Photography by Brian Moody
In April 1999, three-year-old Isabel Maude suffered multiple organ failure and cardiac arrest as a result of doctors failing to recognise the life-threatening symptoms of Necrotising Fasciitis, a bacteria that rapidly eats the flesh. Isabel survived, but was left with a large wound requiring extensive plastic surgery.
Her parents, Charlotte and Jason Maude, decided not to sue the NHS over her treatment. Instead, working with the paediatric consultant who helped save Isabel’s life, they have developed an online diagnosis tool to help doctors and nurses accurately diagnose illnesses in children. The system, developed by The Isabel Medical Charity, uses pattern recognition software to search for information in paediatric textbooks.
On day three of chicken pox Isabel developed a high fever and became very listless. We took her to our GP who said it was just a symptom of chicken pox. But that evening Isabel developed a purplish swelling around her tummy. This time we went to casualty where a very young doctor assured us it was nothing to be alarmed about.
The next day she started vomiting blood. We rang our GP who told us to ring A&E, but A&E just told us she was dehydrated. They thought we were just anxious parents panicking over our first experience of chicken pox. In the end we were so desperate we walked into casualty with Isabel practically dead in our arms. Even then, when the nurse couldn’t get a blood pressure reading, she blamed it on a broken instrument.
It was only when Isabel collapsed with delirium that people took notice. Immediately she was rushed away in an ambulance to St Mary’s Paddington. That evening we were told she was displaying the potentially fatal symptoms of Toxic Shock Syndrome and Necrotising Fasciitis, also known as ‘the flesh-eating bug’. It has a 60% mortality rate and the only way you can stop it is to cut away the infected flesh. In the surgery that followed Isabel had extensive areas of flesh around her tummy cut away.
We were in a state of shock, but you cope by dealing with each stage as it comes. On a couple of occasions we were told we would probably lose her, and if we didn’t that she’d definitely be brain damaged. At one point she had a heart attack and they lost her pulse for half an hour.
And then, miraculously, she started to recover. The doctors couldn’t believe it. Once we knew she was going to live, a consultant intimated that we had been very badly treated by the other hospital. At the same time a lot of friends were urging us to sue; they said we could accumulate a pot of money in the bank for when Isabel was 18.
But it didn’t feel right. We live in a blame culture where people now assume that if anything goes wrong you should sue. Yes, Isabel would have a rough time because of her surgery and subsequent deformity, but money wasn’t going to help. By suing we would only have succeeded in putting doctors off medicine. It seemed somehow vindictive. We have forgiven the doctors for not spotting the potentially fatal symptoms. These newly qualified young doctors just don’t have the experience to diagnose fatally sick children.

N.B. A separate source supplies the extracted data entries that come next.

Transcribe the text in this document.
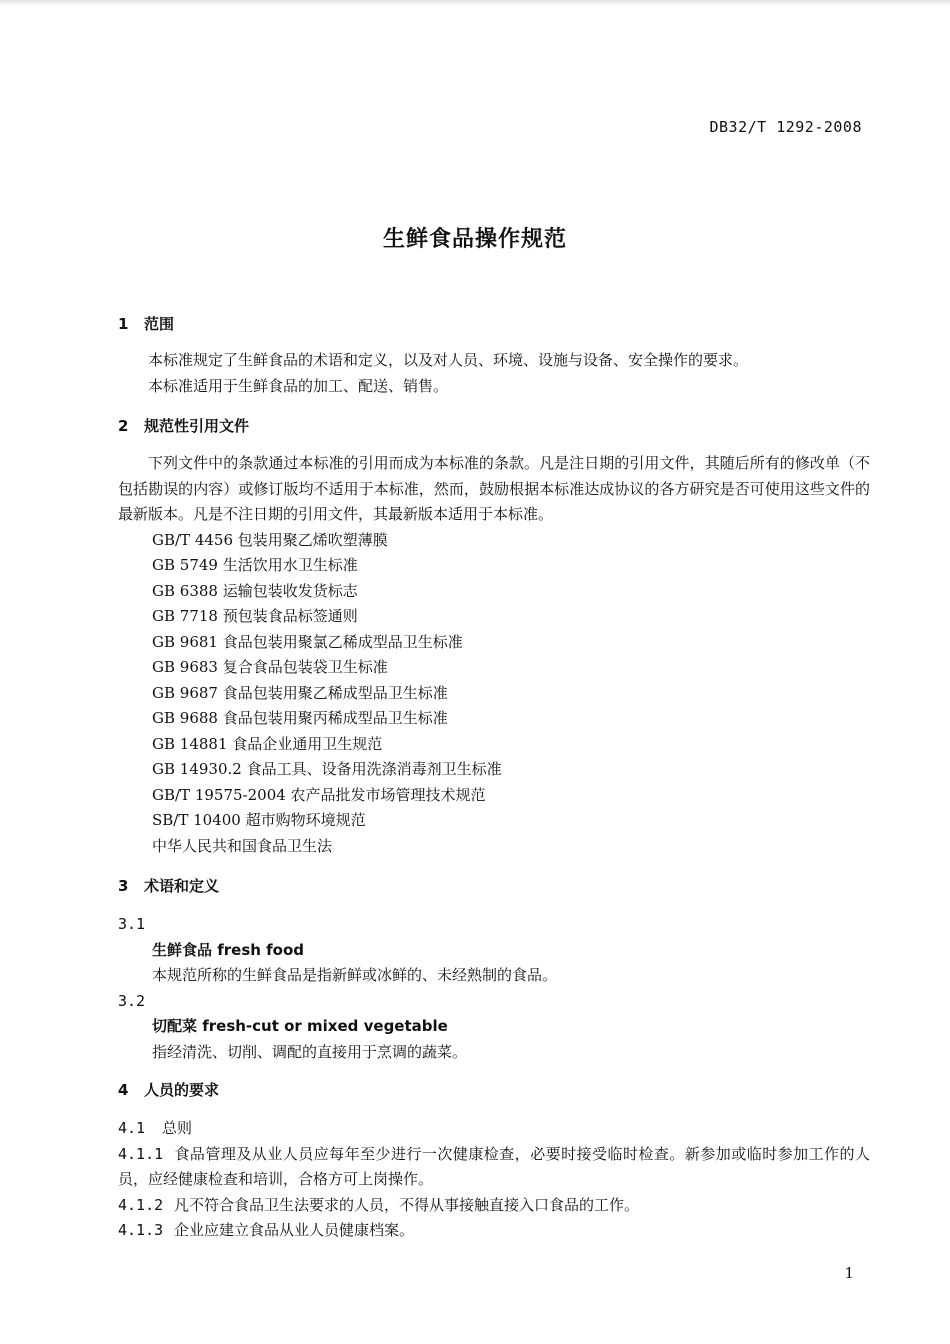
DB32/T 1292-2008
生鲜食品操作规范
1 范围
本标准规定了生鲜食品的术语和定义，以及对人员、环境、设施与设备、安全操作的要求。
本标准适用于生鲜食品的加工、配送、销售。
2 规范性引用文件
下列文件中的条款通过本标准的引用而成为本标准的条款。凡是注日期的引用文件，其随后所有的修改单（不包括勘误的内容）或修订版均不适用于本标准，然而，鼓励根据本标准达成协议的各方研究是否可使用这些文件的最新版本。凡是不注日期的引用文件，其最新版本适用于本标准。
GB/T 4456 包装用聚乙烯吹塑薄膜
GB 5749 生活饮用水卫生标准
GB 6388 运输包装收发货标志
GB 7718 预包装食品标签通则
GB 9681 食品包装用聚氯乙稀成型品卫生标准
GB 9683 复合食品包装袋卫生标准
GB 9687 食品包装用聚乙稀成型品卫生标准
GB 9688 食品包装用聚丙稀成型品卫生标准
GB 14881 食品企业通用卫生规范
GB 14930.2 食品工具、设备用洗涤消毒剂卫生标准
GB/T 19575-2004 农产品批发市场管理技术规范
SB/T 10400 超市购物环境规范
中华人民共和国食品卫生法
3 术语和定义
3.1
生鲜食品 fresh food
本规范所称的生鲜食品是指新鲜或冰鲜的、未经熟制的食品。
3.2
切配菜 fresh-cut or mixed vegetable
指经清洗、切削、调配的直接用于烹调的蔬菜。
4 人员的要求
4.1 总则
4.1.1 食品管理及从业人员应每年至少进行一次健康检查，必要时接受临时检查。新参加或临时参加工作的人员，应经健康检查和培训，合格方可上岗操作。
4.1.2 凡不符合食品卫生法要求的人员，不得从事接触直接入口食品的工作。
4.1.3 企业应建立食品从业人员健康档案。
1
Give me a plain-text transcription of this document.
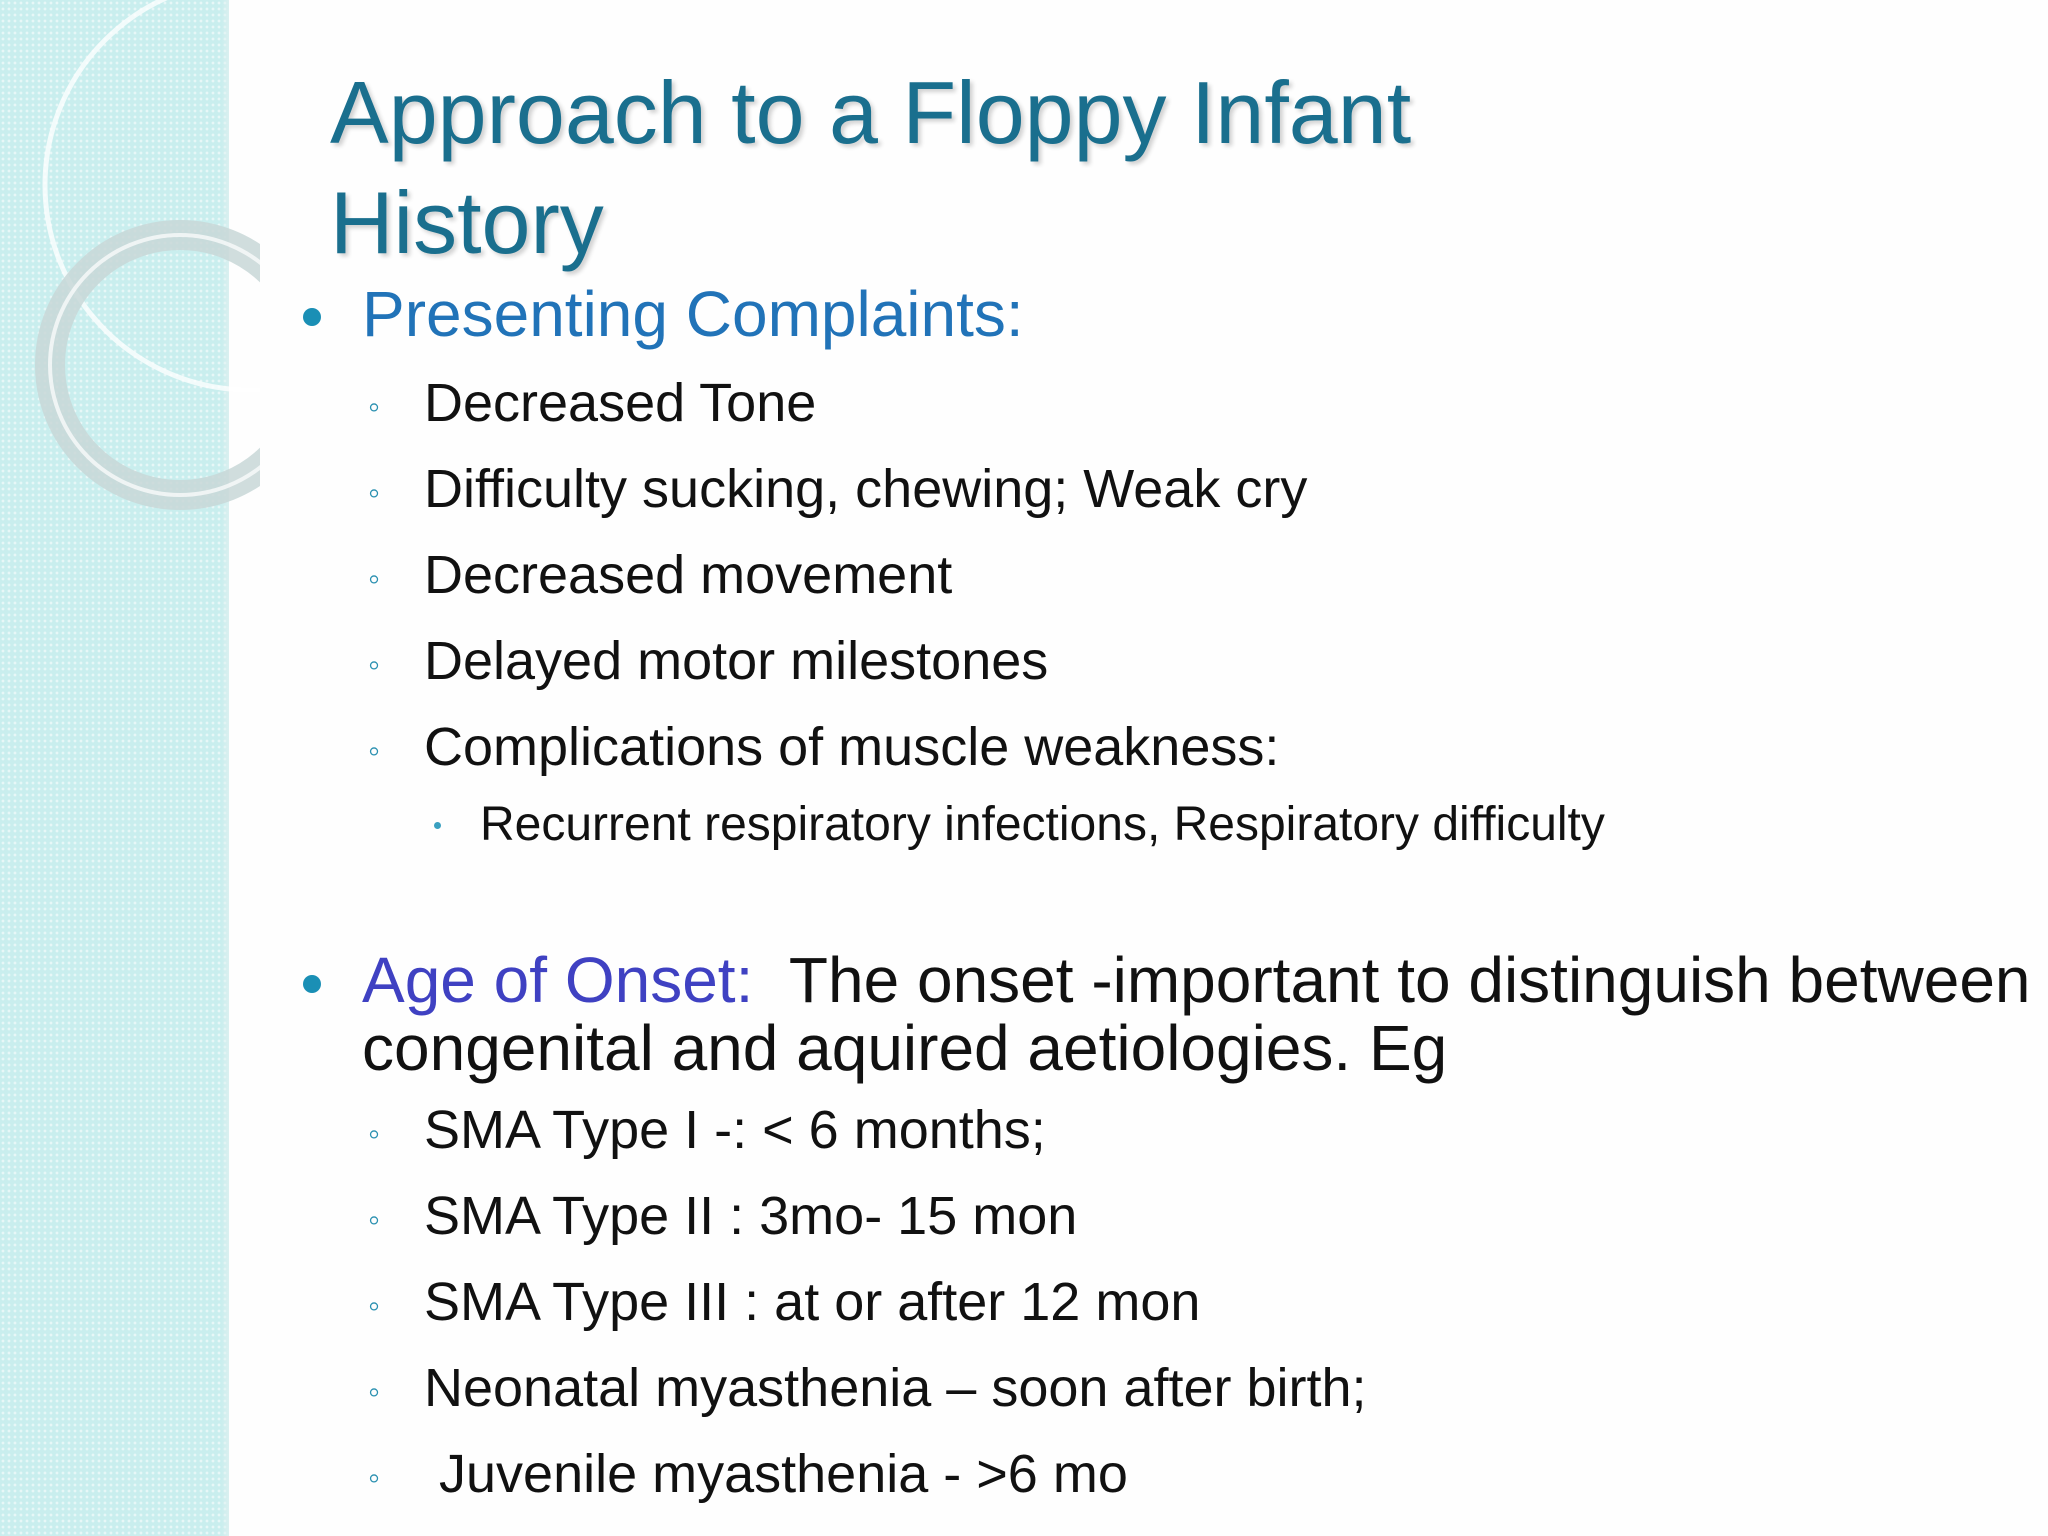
Approach to a Floppy Infant
History
Presenting Complaints:
◦ Decreased Tone
◦ Difficulty sucking, chewing; Weak cry
◦ Decreased movement
◦ Delayed motor milestones
◦ Complications of muscle weakness:
Recurrent respiratory infections, Respiratory difficulty
Age of Onset: The onset -important to distinguish between
congenital and aquired aetiologies. Eg
◦ SMA Type I -: < 6 months;
◦ SMA Type II : 3mo- 15 mon
◦ SMA Type III : at or after 12 mon
◦ Neonatal myasthenia – soon after birth;
◦ Juvenile myasthenia - >6 mo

The doctors who have donated their time to help get ISABEL up and running have all said the fact that we didn’t sue the NHS made them sit up and think. To blame doctors for what had happened to our daughter would have achieved nothing. The creation of ISABEL, on the other hand, could help to save children’s lives. The beauty of ISABEL is that in gives non-specialists the ability to become specialist consultants. We never dreamt it would become this big this fast.
Some people have asked would we have sued if Isabel had died, and it’s hard to know the answer to that one. But I don’t think so. I hope not, anyway.